Although an excellent power of this research rests in the similar findings found with distinctive faculty populations, these findings is probably not generalizable to non-faculty attending populations. Moreover, fake ID policies, enforcement, and concern of sanctions might fluctuate considerably in numerous localities (Erickson, Lenk, Toomey, Nelson & Jones-Webb, 2016). For instance, some ingesting establishments may be lenient of their carding policies, deliberately accept false identification, and/or not be topic to rigorous regulatory enforcement (Murray, 2005). Also, penalties for possessing and/or using a fake ID to buy alcohol varies considerably from state to state together with the type of offense, quantity of advantageous, suspension of driver’s license, and the potential of probation or jail time. Future research should consider the affect of fake ID relative to differential policies and enforcement of the minimum legal ingesting age, together with group efforts (Grube, 1997). Further, while fifteen distinct traits had been included within the matching course of, there stays the likelihood that further factors not measured in our information would have an effect on each the willingness to access a fake ID and the end result measures. If so, the “fake ID impact” may be even smaller than our matching models suggested.

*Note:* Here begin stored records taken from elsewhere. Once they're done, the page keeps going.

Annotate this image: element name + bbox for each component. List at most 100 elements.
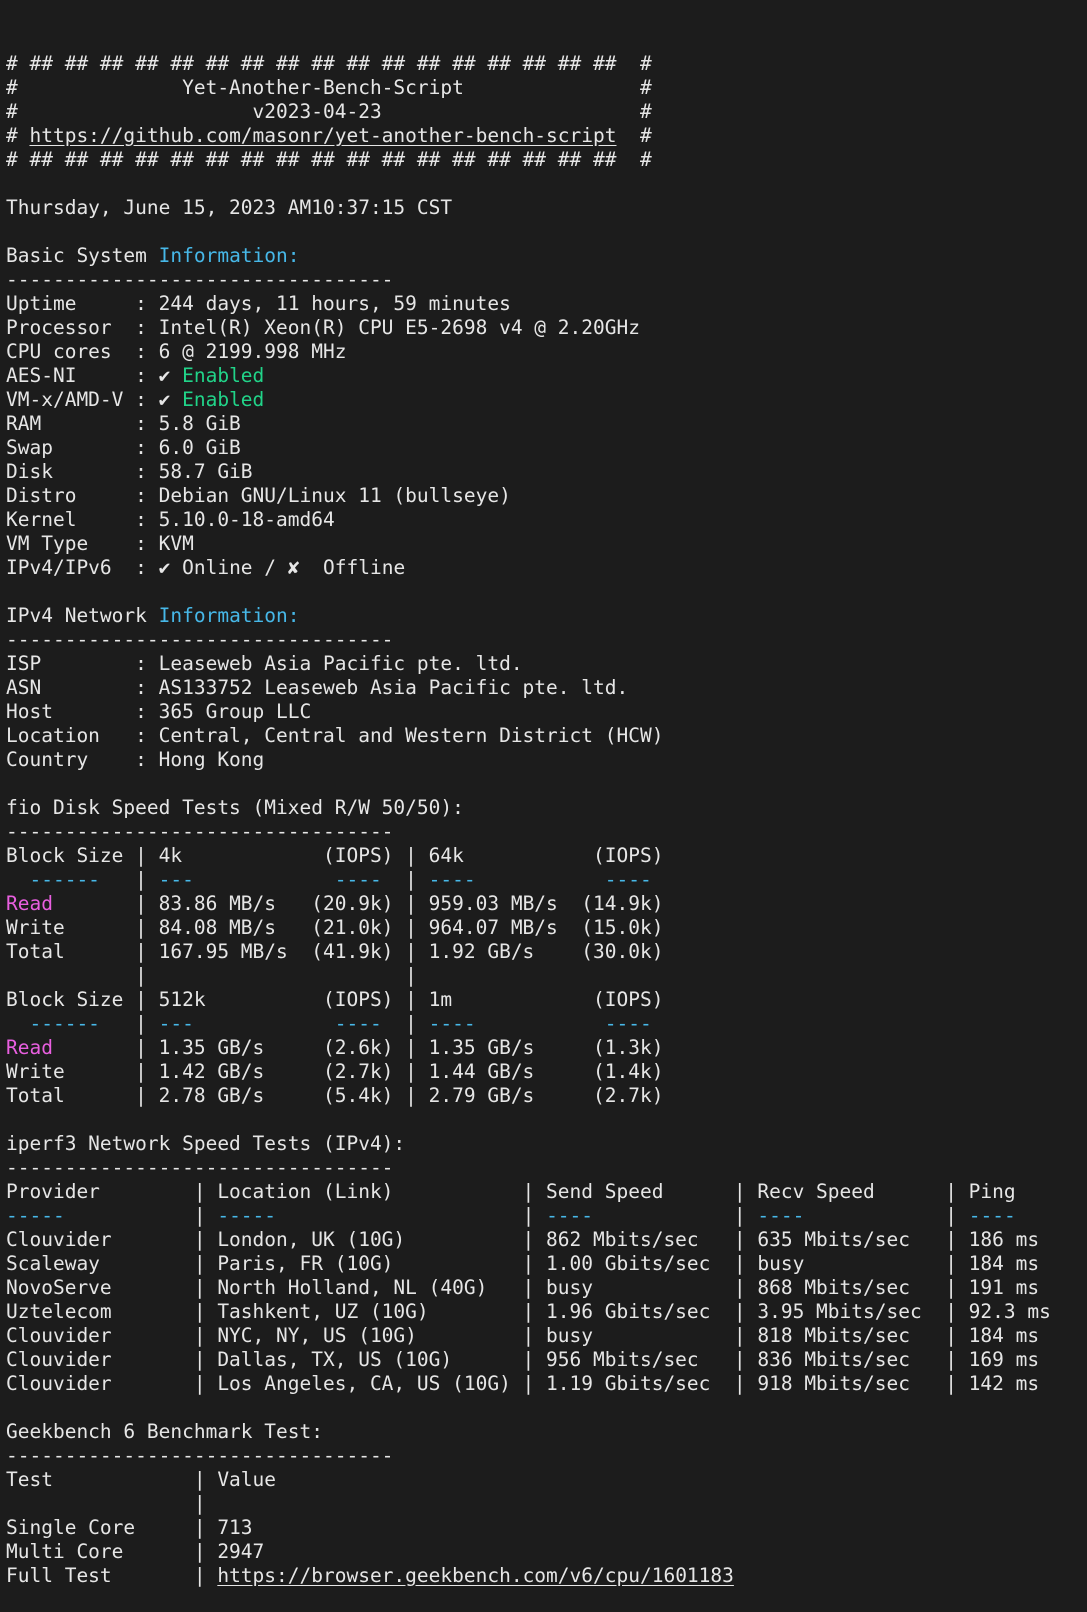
text-segment: Provider | Location (Link) | Send Speed …: [6, 1180, 1016, 1203]
text-segment: VM Type : KVM: [6, 532, 194, 555]
distro-row: Distro : Debian GNU/Linux 11 (bullseye): [6, 484, 1087, 508]
blank-line: [6, 1396, 1087, 1420]
text-segment: Test | Value: [6, 1468, 277, 1491]
text-segment: Read: [6, 892, 53, 915]
text-segment: ----: [546, 1204, 594, 1227]
text-segment: | 83.86 MB/s (20.9k) | 959.03 MB/s (14.9…: [52, 892, 664, 915]
text-segment: Single Core | 713: [6, 1516, 253, 1539]
text-segment: ----: [757, 1204, 805, 1227]
text-segment: Host : 365 Group LLC: [6, 700, 312, 723]
text-segment: ---- ----: [416, 868, 664, 891]
text-segment: ------: [6, 868, 136, 891]
ascii-border: # ## ## ## ## ## ## ## ## ## ## ## ## ##…: [6, 148, 1087, 172]
text-segment: --- ----: [146, 868, 406, 891]
isp-row: ISP : Leaseweb Asia Pacific pte. ltd.: [6, 652, 1087, 676]
geekbench-result-link[interactable]: https://browser.geekbench.com/v6/cpu/160…: [217, 1564, 734, 1587]
text-segment: Offline: [323, 556, 406, 579]
text-segment: Geekbench 6 Benchmark Test:: [6, 1420, 323, 1443]
text-segment: Thursday, June 15, 2023 AM10:37:15 CST: [6, 196, 453, 219]
fio-read-row-2: Read | 1.35 GB/s (2.6k) | 1.35 GB/s (1.3…: [6, 1036, 1087, 1060]
text-segment: ----: [968, 1204, 1016, 1227]
aes-ni-row: AES-NI : ✔ Enabled: [6, 364, 1087, 388]
text-segment: Location : Central, Central and Western …: [6, 724, 664, 747]
check-icon: ✔: [158, 388, 183, 411]
geekbench-full-test-row: Full Test | https://browser.geekbench.co…: [6, 1564, 1087, 1588]
vm-type-row: VM Type : KVM: [6, 532, 1087, 556]
text-segment: ---------------------------------: [6, 1444, 394, 1467]
text-segment: RAM : 5.8 GiB: [6, 412, 241, 435]
text-segment: Enabled: [182, 364, 265, 387]
check-icon: ✔: [158, 364, 183, 387]
iperf3-dash-row: ----- | ----- | ---- | ---- | ----: [6, 1204, 1087, 1228]
disk-row: Disk : 58.7 GiB: [6, 460, 1087, 484]
iperf3-row-london: Clouvider | London, UK (10G) | 862 Mbits…: [6, 1228, 1087, 1252]
text-segment: |: [6, 1492, 218, 1515]
text-segment: Write | 1.42 GB/s (2.7k) | 1.44 GB/s (1.…: [6, 1060, 664, 1083]
text-segment: |: [135, 1012, 147, 1035]
text-segment: |: [276, 1204, 547, 1227]
section-separator: ---------------------------------: [6, 1156, 1087, 1180]
section-header-ipv4-network: IPv4 Network Information:: [6, 604, 1087, 628]
app-title: # Yet-Another-Bench-Script #: [6, 76, 1087, 100]
vmx-amdv-row: VM-x/AMD-V : ✔ Enabled: [6, 388, 1087, 412]
text-segment: Scaleway | Paris, FR (10G) | 1.00 Gbits/…: [6, 1252, 1040, 1275]
swap-row: Swap : 6.0 GiB: [6, 436, 1087, 460]
processor-row: Processor : Intel(R) Xeon(R) CPU E5-2698…: [6, 316, 1087, 340]
text-segment: Disk : 58.7 GiB: [6, 460, 253, 483]
iperf3-row-dallas: Clouvider | Dallas, TX, US (10G) | 956 M…: [6, 1348, 1087, 1372]
text-segment: Clouvider | Los Angeles, CA, US (10G) | …: [6, 1372, 1040, 1395]
text-segment: iperf3 Network Speed Tests (IPv4):: [6, 1132, 406, 1155]
iperf3-row-nyc: Clouvider | NYC, NY, US (10G) | busy | 8…: [6, 1324, 1087, 1348]
ipv4-ipv6-row: IPv4/IPv6 : ✔ Online / ✘ Offline: [6, 556, 1087, 580]
section-header-basic-info: Basic System Information:: [6, 244, 1087, 268]
geekbench-header-row: Test | Value: [6, 1468, 1087, 1492]
repo-link-line: # https://github.com/masonr/yet-another-…: [6, 124, 1087, 148]
blank-line: [6, 1108, 1087, 1132]
fio-total-row-2: Total | 2.78 GB/s (5.4k) | 2.79 GB/s (2.…: [6, 1084, 1087, 1108]
fio-read-row-1: Read | 83.86 MB/s (20.9k) | 959.03 MB/s …: [6, 892, 1087, 916]
text-segment: ASN : AS133752 Leaseweb Asia Pacific pte…: [6, 676, 629, 699]
text-segment: # v2023-04-23 #: [6, 100, 652, 123]
text-segment: Information:: [158, 604, 300, 627]
text-segment: # Yet-Another-Bench-Script #: [6, 76, 652, 99]
timestamp: Thursday, June 15, 2023 AM10:37:15 CST: [6, 196, 1087, 220]
text-segment: IPv4 Network: [6, 604, 159, 627]
text-segment: VM-x/AMD-V :: [6, 388, 159, 411]
text-segment: fio Disk Speed Tests (Mixed R/W 50/50):: [6, 796, 464, 819]
text-segment: Uztelecom | Tashkent, UZ (10G) | 1.96 Gb…: [6, 1300, 1051, 1323]
geekbench-spacer-row: |: [6, 1492, 1087, 1516]
check-icon: ✔: [158, 556, 183, 579]
geekbench-multi-core-row: Multi Core | 2947: [6, 1540, 1087, 1564]
github-repo-link[interactable]: https://github.com/masonr/yet-another-be…: [29, 124, 617, 147]
cpu-cores-row: CPU cores : 6 @ 2199.998 MHz: [6, 340, 1087, 364]
section-separator: ---------------------------------: [6, 268, 1087, 292]
text-segment: Information:: [158, 244, 300, 267]
host-row: Host : 365 Group LLC: [6, 700, 1087, 724]
iperf3-header-row: Provider | Location (Link) | Send Speed …: [6, 1180, 1087, 1204]
text-segment: |: [405, 868, 417, 891]
app-version: # v2023-04-23 #: [6, 100, 1087, 124]
text-segment: |: [135, 868, 147, 891]
text-segment: #: [616, 124, 652, 147]
text-segment: -----: [217, 1204, 277, 1227]
text-segment: NovoServe | North Holland, NL (40G) | bu…: [6, 1276, 1040, 1299]
fio-total-row-1: Total | 167.95 MB/s (41.9k) | 1.92 GB/s …: [6, 940, 1087, 964]
text-segment: ---- ----: [416, 1012, 664, 1035]
text-segment: |: [804, 1204, 969, 1227]
text-segment: Write | 84.08 MB/s (21.0k) | 964.07 MB/s…: [6, 916, 664, 939]
blank-line: [6, 772, 1087, 796]
text-segment: Total | 167.95 MB/s (41.9k) | 1.92 GB/s …: [6, 940, 664, 963]
country-row: Country : Hong Kong: [6, 748, 1087, 772]
asn-row: ASN : AS133752 Leaseweb Asia Pacific pte…: [6, 676, 1087, 700]
text-segment: ---------------------------------: [6, 628, 394, 651]
iperf3-row-paris: Scaleway | Paris, FR (10G) | 1.00 Gbits/…: [6, 1252, 1087, 1276]
fio-write-row-2: Write | 1.42 GB/s (2.7k) | 1.44 GB/s (1.…: [6, 1060, 1087, 1084]
kernel-row: Kernel : 5.10.0-18-amd64: [6, 508, 1087, 532]
text-segment: | |: [6, 964, 417, 987]
text-segment: Country : Hong Kong: [6, 748, 265, 771]
text-segment: Block Size | 4k (IOPS) | 64k (IOPS): [6, 844, 664, 867]
text-segment: Clouvider | London, UK (10G) | 862 Mbits…: [6, 1228, 1040, 1251]
text-segment: Swap : 6.0 GiB: [6, 436, 241, 459]
text-segment: |: [405, 1012, 417, 1035]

In concluding that the “fake ID impact” is principally a operate of phenotypic risk, fake ID ownership might serve as an indicator of heightened risk for extra extreme ingesting related problems. Although most penalties for fake ID ownership are punitive (fines, probation/jail, and/or lack of driver’s license), policy-makers, college officials, and practitioners should target fake ID homeowners for intervention methods aimed at decreasing high-risk ingesting behaviors (and other problematic behaviors linked to phenotypic risk). Although elevated penalties and enforcement of the minimum legal ingesting age has the potential to reduce fake ID ownership, we caution policy-makers to judge and contemplate the destructive penalties of shifting faculty ingesting away from regulated establishments the place security and emergency providers are extra readily available (see Baldwin et al., 2012; 2014). Although our findings found that fake ID possession (no matter particular person risk characteristics) elevated the chance for alcohol related arrests, drug use, and alcohol related issues (Midwest sample only), we didn’t assess victimization and other harms associated with extreme alcohol consumption that could enhance in spaces not topic to regulatory controls (Miller, Levy, Spicer & Taylor, 2006). Future research is needed to judge the affect that fake ID enforcement might have on problematic ingesting each in regulated and unregulated spaces.